No jokes in the sun
It's Sunshine Week in America. Nothing to do with climate change, this is a week of activity organised by the American Society of Newspaper Editors in which the US media focus on issues of open government and freedom of information.
It's a tribute to the famous remarks of the US Supreme Court judge Louis Brandeis: 'Publicity is justly commended as a remedy for social and industrial diseases. Sunlight is said to be the best of disinfectants; electric light the most efficient policeman.'
There's some interesting stuff - check out the links here - but funnily enough (or actually in this case not so funnily) the thing that strikes me most are the dreadful cartoons. A couple made me smile, but the 'jokes' are largely obvious, predictable, strident and heavy-handed, with many being more or less the same from one cartoon to the next.

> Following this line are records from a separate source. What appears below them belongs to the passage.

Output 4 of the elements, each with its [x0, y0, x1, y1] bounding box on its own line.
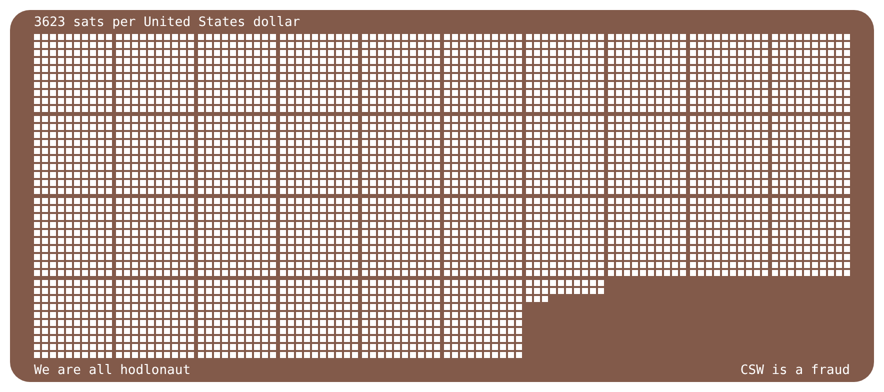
- data-label: 3623: [34, 15, 66, 30]
- text: sats per United States dollar: [73, 15, 300, 30]
- text: CSW is a fraud: [740, 363, 850, 378]
- text: We are all hodlonaut: [34, 363, 191, 378]
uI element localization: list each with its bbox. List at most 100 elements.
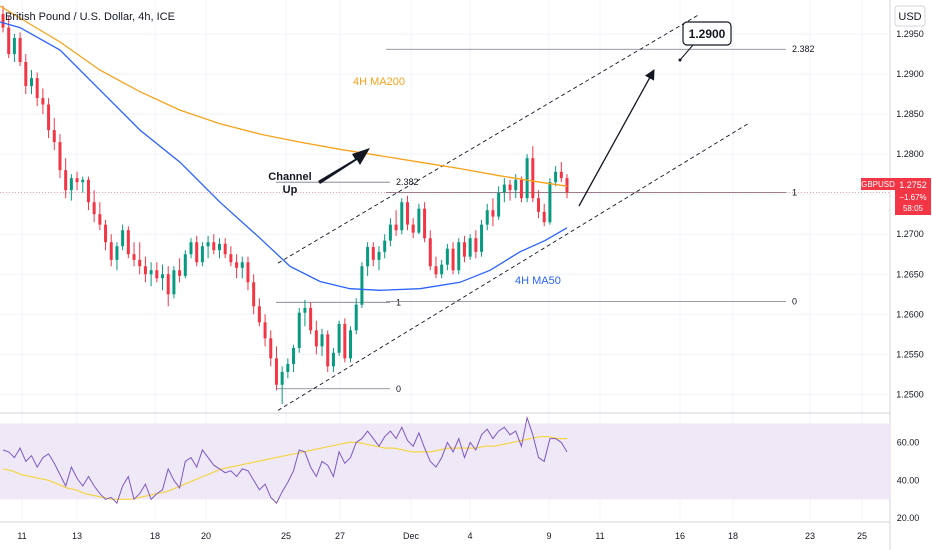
candle-body: [537, 198, 541, 212]
time-axis[interactable]: 11 13 18 20 25 27 Dec 4 9 11 16 18 23 25: [17, 531, 867, 541]
channel-arrow-icon: [318, 148, 370, 184]
time-tick-label: 4: [467, 531, 472, 541]
candle-body: [480, 224, 484, 252]
candle-body: [81, 179, 85, 183]
candle-body: [155, 270, 159, 279]
candle-body: [434, 266, 438, 275]
candle-body: [172, 270, 176, 295]
fib-left-label-1: 1: [396, 297, 401, 307]
candle-body: [257, 306, 261, 323]
candle-body: [331, 352, 335, 367]
candle-body: [337, 323, 341, 353]
candle-body: [502, 184, 506, 193]
time-tick-label: 18: [728, 531, 738, 541]
price-tick-label: 1.2500: [896, 389, 924, 399]
price-badge-price: 1.2752: [899, 180, 927, 190]
candle-body: [29, 78, 33, 87]
candle-body: [92, 202, 96, 215]
price-tick-label: 1.2550: [896, 349, 924, 359]
candle-body: [292, 347, 296, 364]
candle-body: [69, 178, 73, 191]
price-tick-label: 1.2950: [896, 29, 924, 39]
candle-body: [98, 214, 102, 225]
target-callout-text: 1.2900: [689, 27, 726, 41]
candle-body: [143, 266, 147, 275]
candle-body: [548, 182, 552, 223]
candle-body: [121, 230, 125, 247]
candlesticks: [1, 6, 569, 404]
candle-body: [52, 130, 56, 143]
candle-body: [400, 202, 404, 231]
candle-body: [388, 224, 392, 241]
candle-body: [525, 158, 529, 199]
candle-body: [18, 38, 22, 63]
candle-body: [343, 323, 347, 359]
candle-body: [115, 246, 119, 260]
rsi-tick-label: 40.00: [897, 475, 920, 485]
target-callout-leader: [679, 44, 694, 61]
candle-body: [183, 254, 187, 276]
candle-body: [274, 358, 278, 385]
rsi-tick-label: 20.00: [897, 513, 920, 523]
channel-label-line2: Up: [283, 184, 298, 196]
candle-body: [126, 230, 130, 255]
candle-body: [104, 224, 108, 243]
candle-body: [109, 242, 113, 260]
candle-body: [138, 259, 142, 267]
candle-body: [491, 210, 495, 217]
candle-body: [166, 274, 170, 295]
projection-arrow: [578, 69, 655, 207]
time-tick-label: 25: [857, 531, 867, 541]
fib-right-label-0: 0: [792, 296, 797, 306]
candle-body: [565, 178, 569, 193]
candle-body: [531, 158, 535, 199]
candle-body: [326, 334, 330, 367]
price-badge-countdown: 58:05: [903, 204, 924, 213]
currency-button[interactable]: USD: [894, 5, 926, 27]
rsi-ma-line: [2, 436, 567, 500]
time-tick-label: 18: [150, 531, 160, 541]
chart-title: British Pound / U.S. Dollar, 4h, ICE: [5, 11, 175, 23]
ma50-line: [0, 21, 568, 291]
time-tick-label: Dec: [403, 531, 420, 541]
time-tick-label: 16: [675, 531, 685, 541]
candle-body: [200, 246, 204, 263]
rsi-pane: [2, 415, 568, 505]
candle-body: [354, 304, 358, 331]
candle-body: [35, 78, 39, 99]
candle-body: [189, 242, 193, 255]
candle-body: [132, 254, 136, 260]
price-axis[interactable]: 1.29501.29001.28501.28001.27501.27001.26…: [896, 29, 924, 399]
candle-body: [457, 242, 461, 271]
candle-body: [240, 262, 244, 268]
candle-body: [212, 242, 216, 251]
candle-body: [178, 270, 182, 276]
time-tick-label: 9: [546, 531, 551, 541]
fib-right-label-1: 1: [792, 188, 797, 198]
candle-body: [428, 238, 432, 267]
price-tick-label: 1.2650: [896, 269, 924, 279]
candle-body: [542, 211, 546, 223]
price-tick-label: 1.2800: [896, 149, 924, 159]
candle-body: [58, 142, 62, 171]
price-tick-label: 1.2850: [896, 109, 924, 119]
price-tick-label: 1.2700: [896, 229, 924, 239]
ma50-label: 4H MA50: [515, 275, 561, 287]
candle-body: [12, 38, 16, 55]
candle-body: [246, 262, 250, 283]
candle-body: [286, 363, 290, 372]
candle-body: [269, 338, 273, 359]
fib-left-label-0: 0: [396, 384, 401, 394]
candle-body: [559, 171, 563, 179]
price-tick-label: 1.2900: [896, 69, 924, 79]
target-callout-dot: [678, 58, 682, 62]
fib-left-label-2382: 2.382: [396, 177, 419, 187]
ma200-label: 4H MA200: [353, 76, 405, 88]
candle-body: [47, 104, 51, 131]
candle-body: [223, 243, 227, 255]
rsi-axis[interactable]: 60.00 40.00 20.00: [897, 437, 920, 523]
candle-body: [229, 254, 233, 263]
candle-body: [445, 248, 449, 265]
candle-body: [206, 242, 210, 247]
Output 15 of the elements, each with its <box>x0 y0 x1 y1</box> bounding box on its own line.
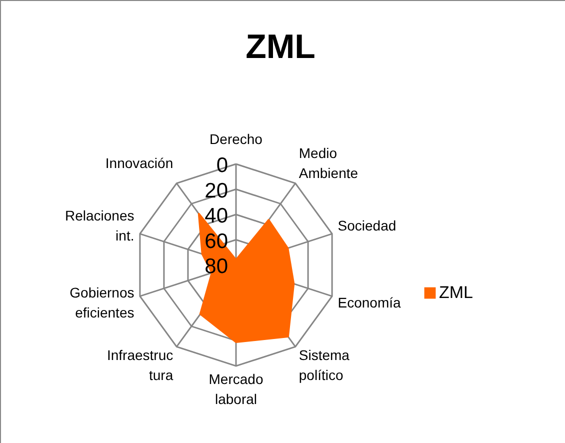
spoke-label: Medio Ambiente <box>298 144 358 181</box>
spoke-label: Gobiernos eficientes <box>70 284 134 321</box>
spoke-label: Relaciones int. <box>64 207 134 244</box>
spoke-label: Mercado laboral <box>208 371 264 407</box>
y-tick-label: 0 <box>216 154 228 177</box>
legend-label: ZML <box>439 283 473 302</box>
y-tick-label: 40 <box>204 204 228 228</box>
spoke-label: Sociedad <box>338 217 396 234</box>
spoke-label: Sistema político <box>298 347 350 384</box>
spoke-label: Infraestructura <box>106 347 174 384</box>
y-tick-label: 20 <box>204 179 228 202</box>
spoke-label: Derecho <box>210 131 263 147</box>
spoke-label: Economía <box>338 294 402 311</box>
chart-title: ZML <box>246 28 316 66</box>
spoke-label: Innovación <box>105 154 174 171</box>
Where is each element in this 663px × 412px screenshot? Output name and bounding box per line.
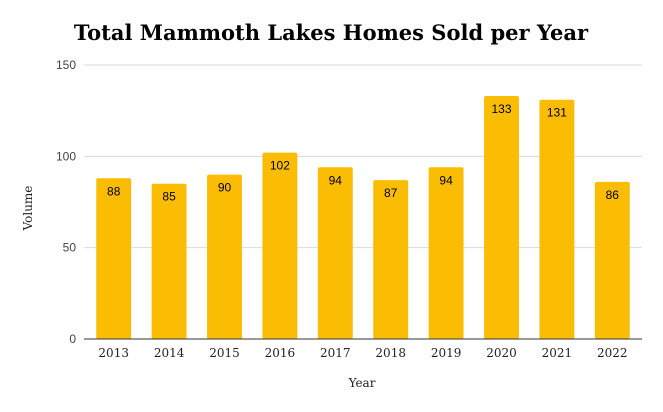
x-tick-label-2014: 2014 — [154, 346, 185, 360]
bar-2015 — [207, 174, 242, 339]
bar-2013 — [96, 178, 132, 339]
y-axis-tick-labels: 0 50 100 150 — [56, 58, 76, 346]
chart-title: Total Mammoth Lakes Homes Sold per Year — [74, 20, 589, 45]
x-tick-label-2015: 2015 — [209, 346, 240, 360]
x-axis-tick-labels: 2013 2014 2015 2016 2017 2018 2019 2020 2021 2022 — [98, 346, 627, 360]
data-label-2015: 90 — [218, 181, 232, 195]
x-axis-title: Year — [348, 376, 376, 390]
data-label-2013: 88 — [107, 184, 121, 198]
bar-2020 — [484, 96, 519, 339]
y-axis-title: Volume — [21, 186, 35, 232]
bar-2016 — [262, 152, 298, 339]
data-label-2022: 86 — [606, 188, 620, 202]
bar-2021 — [539, 99, 575, 339]
data-label-2017: 94 — [329, 173, 343, 187]
bar-2017 — [317, 167, 353, 339]
bar-2019 — [428, 167, 464, 339]
data-label-2021: 131 — [547, 106, 567, 120]
y-tick-label: 0 — [69, 332, 76, 346]
x-tick-label-2013: 2013 — [98, 346, 129, 360]
x-tick-label-2018: 2018 — [375, 346, 406, 360]
x-tick-label-2021: 2021 — [542, 346, 573, 360]
x-tick-label-2017: 2017 — [320, 346, 351, 360]
data-label-2016: 102 — [270, 159, 290, 173]
bar-2014 — [151, 183, 187, 339]
x-tick-label-2019: 2019 — [431, 346, 462, 360]
data-label-2014: 85 — [162, 190, 176, 204]
x-tick-label-2020: 2020 — [486, 346, 517, 360]
data-label-2020: 133 — [491, 102, 511, 116]
bar-2022 — [594, 181, 630, 339]
y-tick-label: 150 — [56, 58, 76, 72]
bar-2018 — [373, 180, 409, 339]
x-tick-label-2016: 2016 — [265, 346, 296, 360]
data-label-2018: 87 — [384, 186, 398, 200]
y-tick-label: 50 — [63, 241, 77, 255]
data-label-2019: 94 — [439, 173, 453, 187]
y-tick-label: 100 — [56, 149, 76, 163]
bars: 88 85 90 102 94 87 94 133 131 86 — [96, 96, 630, 339]
x-tick-label-2022: 2022 — [597, 346, 628, 360]
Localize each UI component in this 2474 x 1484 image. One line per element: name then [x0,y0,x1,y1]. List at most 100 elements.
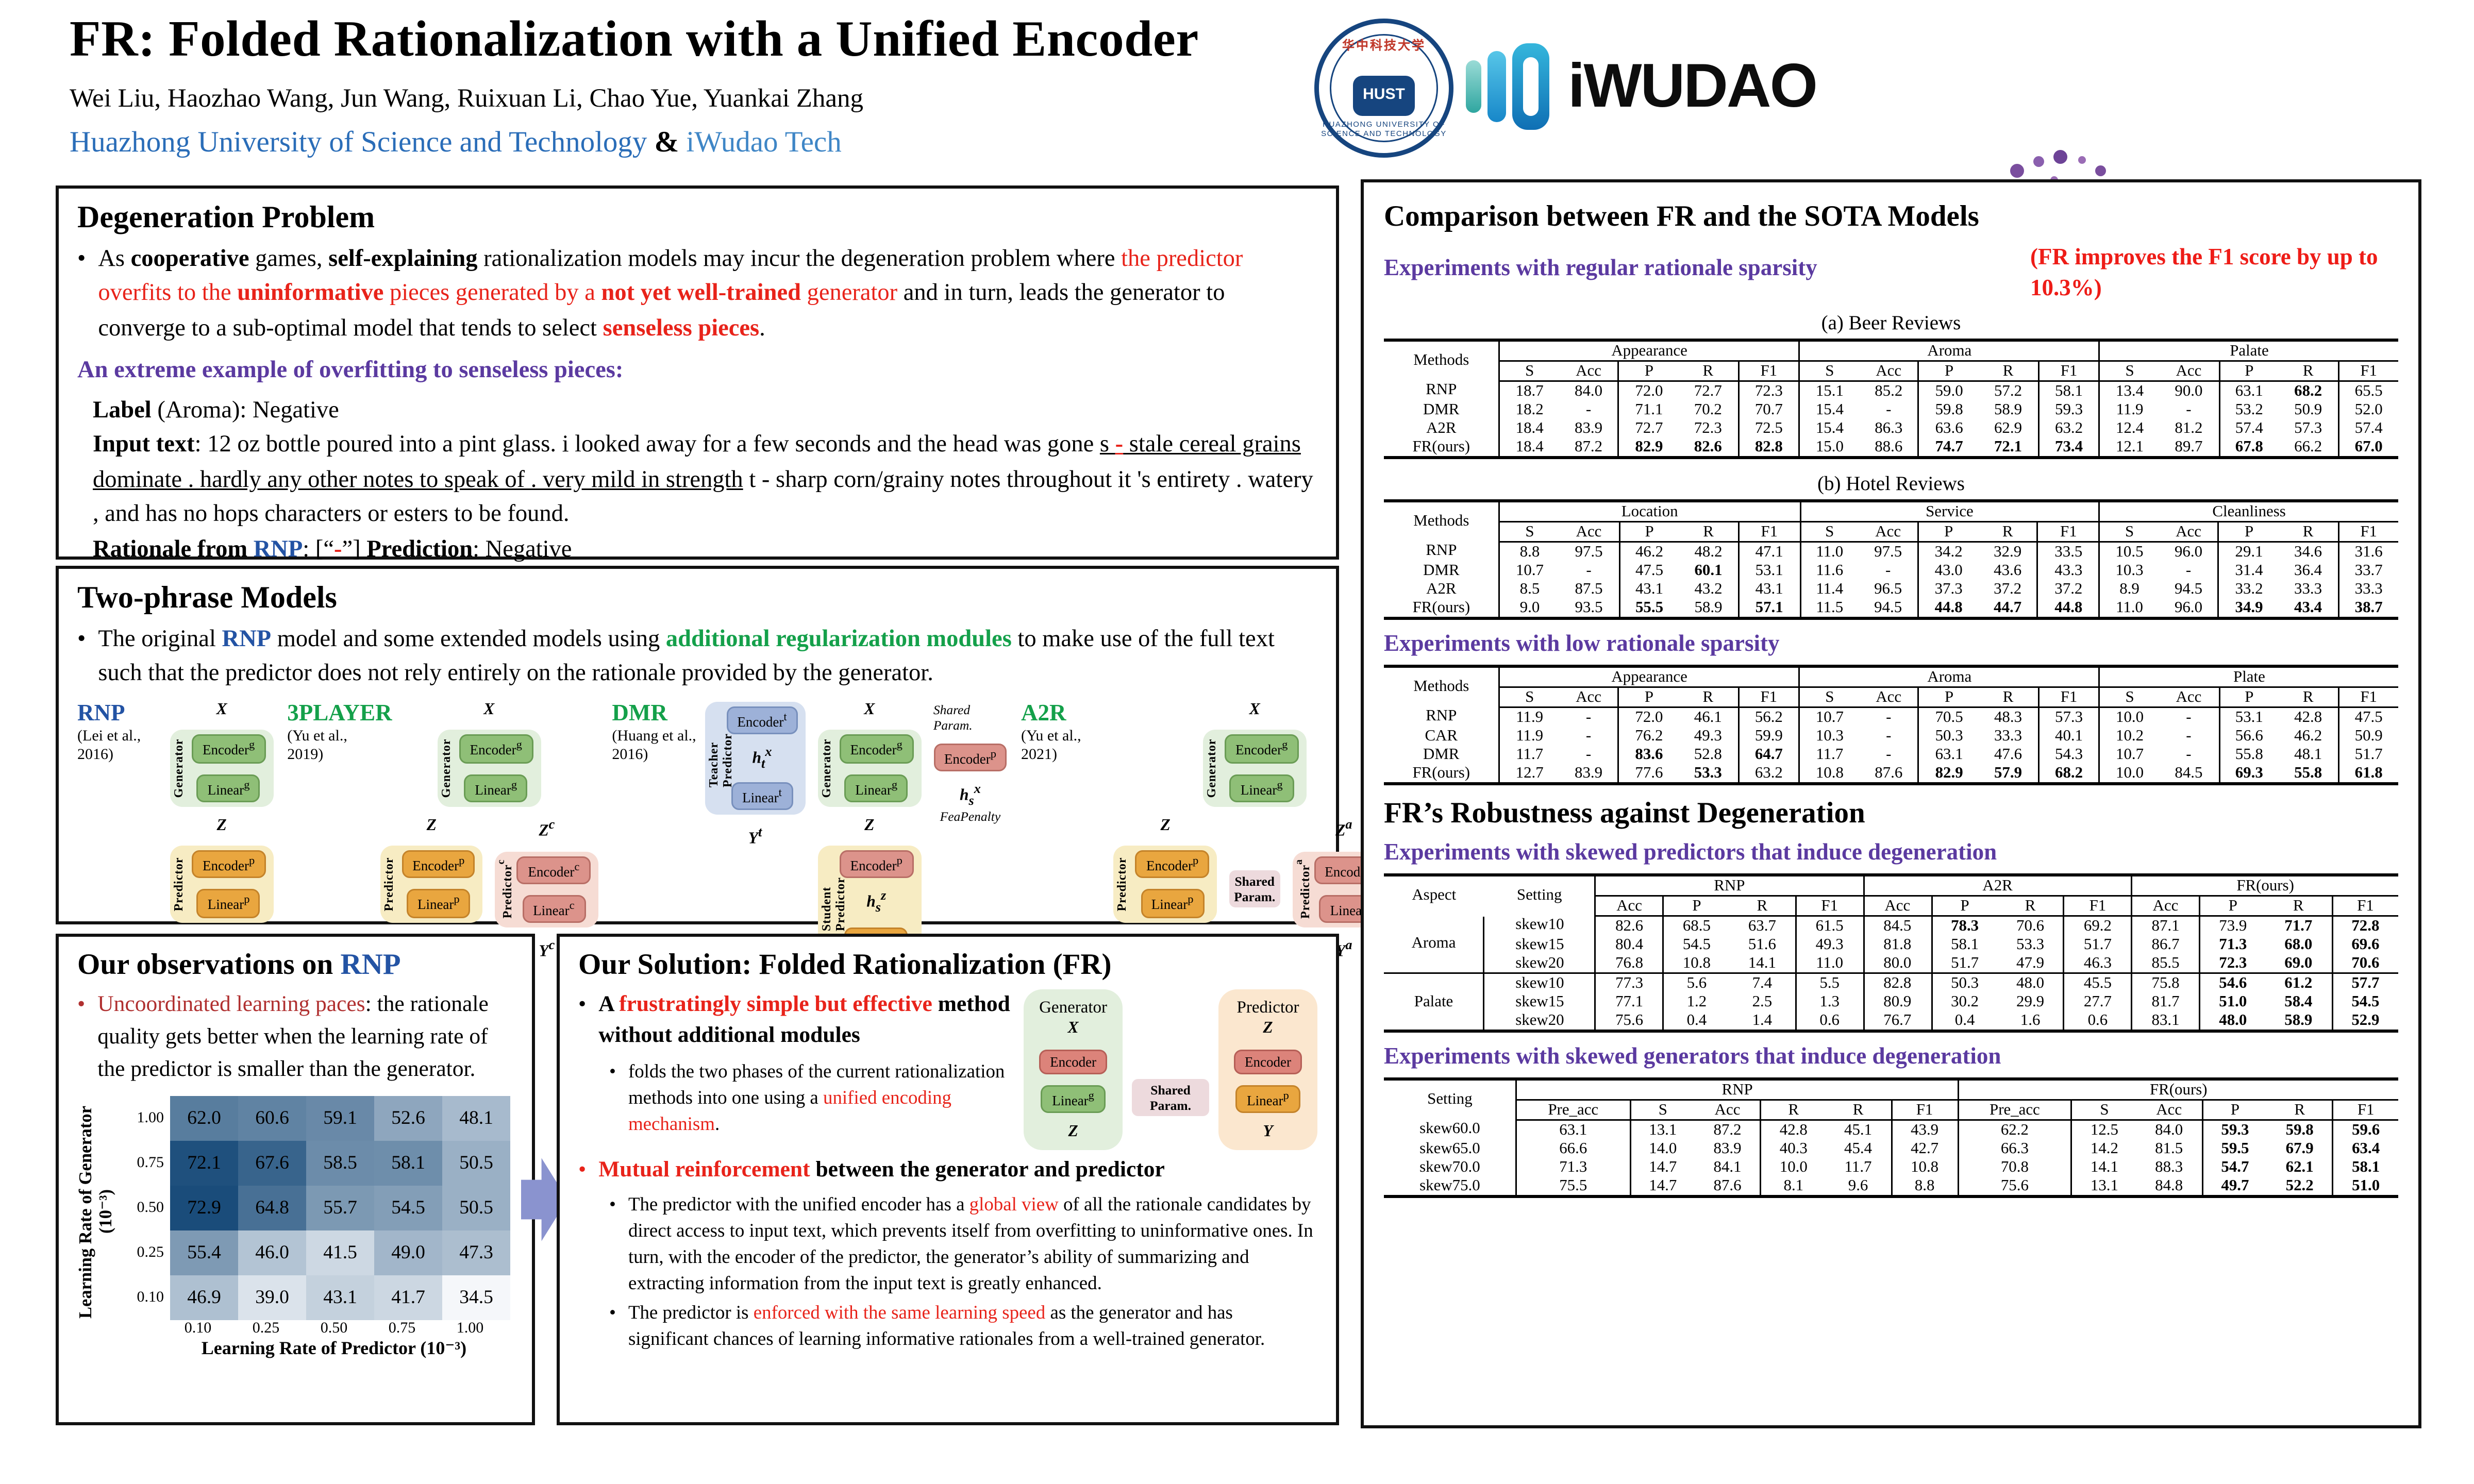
row-label: skew70.0 [1419,1158,1480,1176]
table-cell: 84.5 [2175,764,2203,782]
diagram-stack: Shared Param. Encoderp hsx FeaPenalty [933,702,1008,824]
table-cell: 67.0 [2337,437,2398,458]
table-cell: 84.0 [1575,382,1603,400]
table-cell: 14.7 [1629,1176,1695,1196]
table-cell: 53.1 [2218,707,2279,727]
hust-english-text: HUAZHONG UNIVERSITY OF SCIENCE AND TECHN… [1321,121,1447,139]
table-cell: 62.2 [1957,1120,2071,1139]
row-label: skew10 [1483,972,1596,992]
table-cell: 71.1 [1618,400,1679,419]
table-cell: 81.5 [2155,1140,2183,1157]
table-cell: 1.2 [1662,992,1730,1011]
table-cell: 97.5 [1874,543,1902,561]
table-cell: 72.7 [1694,382,1722,400]
heatmap-row: 0.25 55.4 46.0 41.5 49.0 47.3 [118,1230,510,1276]
table-cell: 15.4 [1798,419,1860,437]
column-header: F1 [2332,1100,2398,1121]
table-cell: 82.9 [1618,437,1679,458]
table-cell: 47.1 [1737,542,1800,561]
table-cell: - [1886,709,1892,726]
table-cell: 66.2 [2294,438,2322,456]
table-cell: 10.7 [2098,745,2160,764]
table-cell: 34.9 [2218,598,2279,618]
table-cell: 58.1 [1930,935,1998,954]
column-header: R [1729,896,1796,917]
row-label: DMR [1423,746,1460,763]
row-label: FR(ours) [1412,764,1470,782]
solution-bullet1: • A frustratingly simple but effective m… [578,989,1011,1151]
table-cell: 68.0 [2284,936,2313,953]
table-cell: 75.8 [2131,972,2200,992]
table-cell: 14.1 [1748,954,1776,972]
table-cell: 63.1 [2218,381,2279,400]
fr-column: Predictor Z Encoder Linearp Y [1218,989,1317,1151]
text-segment: and in turn, leads the generator to conv… [98,280,1225,342]
table-cell: 11.9 [1498,727,1559,745]
text-segment: Mutual reinforcement [598,1158,810,1184]
heatmap-ytick: 0.50 [137,1200,164,1217]
table-cell: 77.6 [1618,764,1679,784]
diagram-group-label: Student Predictor [819,877,847,932]
table-cell: 18.7 [1498,381,1559,400]
text-segment: The predictor is [628,1301,754,1323]
table-cell: 96.5 [1874,580,1902,598]
table-cell: - [2186,709,2192,726]
hust-inner-ring [1330,34,1438,142]
example-heading: An extreme example of overfitting to sen… [77,358,624,384]
text-segment: & [647,127,687,159]
table-cell: 11.0 [1799,542,1859,561]
column-group-header: Aroma [1798,666,2100,688]
table-cell: 10.0 [2098,707,2160,727]
table-cell: 11.7 [1844,1158,1872,1176]
diagram-node: Encoderp [839,850,913,879]
table-cell: 57.4 [2218,419,2279,437]
table-cell: 5.6 [1662,972,1730,992]
table-cell: 15.0 [1798,437,1860,458]
table-cell: 10.7 [1798,707,1860,727]
table-cell: 57.7 [2331,972,2398,992]
diagram-citation: (Lei et al., 2016) [77,728,141,764]
table-cell: 59.6 [2332,1120,2398,1139]
diagram-group-label: Predictor [172,857,186,912]
column-header: S [2098,687,2160,708]
column-header: P [1917,521,1978,543]
table-cell: 42.8 [1760,1120,1826,1139]
column-header: R [2279,687,2338,708]
table-cell: 81.7 [2131,992,2200,1011]
table-cell: 84.1 [1713,1158,1742,1176]
column-header: Acc [1559,687,1619,708]
table-cell: 44.7 [1994,599,2022,616]
table-cell: 18.4 [1498,437,1559,458]
table-cell: 63.1 [1918,745,1979,764]
text-segment: The predictor with the unified encoder h… [628,1193,969,1215]
column-header: S [2070,1100,2137,1121]
text-segment: Label [93,397,152,424]
diagram-variable: X [1249,701,1260,719]
heatmap-xtick: 0.25 [252,1320,280,1338]
two-phase-text: The original RNP model and some extended… [98,623,1317,693]
diagram-node: Encoderp [192,850,266,879]
table-cell: 87.5 [1575,580,1603,598]
table-cell: 63.4 [2332,1139,2398,1158]
row-group-label: Palate [1384,972,1484,1031]
table-cell: 76.7 [1863,1011,1932,1031]
column-group-header: RNP [1594,875,1864,897]
table-cell: 87.6 [1713,1177,1742,1194]
table-cell: 83.9 [1575,419,1603,437]
data-table: Methods Location Service Cleanliness S Acc P R F… [1384,499,2398,620]
table-cell: 31.4 [2218,561,2279,580]
diagram-variable: Z [426,817,437,835]
table-cell: 76.2 [1618,727,1679,745]
table-cell: 43.3 [2037,561,2099,580]
table-cell: 46.2 [1618,542,1679,561]
table-cell: 58.4 [2284,993,2313,1010]
table-cell: 11.0 [1795,954,1864,973]
column-header: P [2218,687,2279,708]
column-header: S [1498,521,1560,543]
table-cell: 11.4 [1799,580,1859,598]
table-cell: 53.3 [1694,764,1722,782]
column-header: R [2267,1100,2333,1121]
column-header: P [2218,521,2279,543]
diagram-variable: Z [864,817,875,835]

Secrecy about secrecy, the trade-off between security and openness, the stuff that eavesdroppers hear - all the most unimaginative gags are there repeatedly. Maybe it's called Sunshine Week as you can see all the jokes coming so easily.
So what's going on here?:
Is it that I'm too British to get the American sense of humour?
Can jokes not be delivered to order?
If you care about an issue, is it hard to be funny about it?
Are the cartoons better assessed as propaganda, not attempts at entertainment?
Is freedom of information the world's least amusing topic?
Sunlight may be a good disinfectant, but clearly I'm going to have to find my laughs in the shade.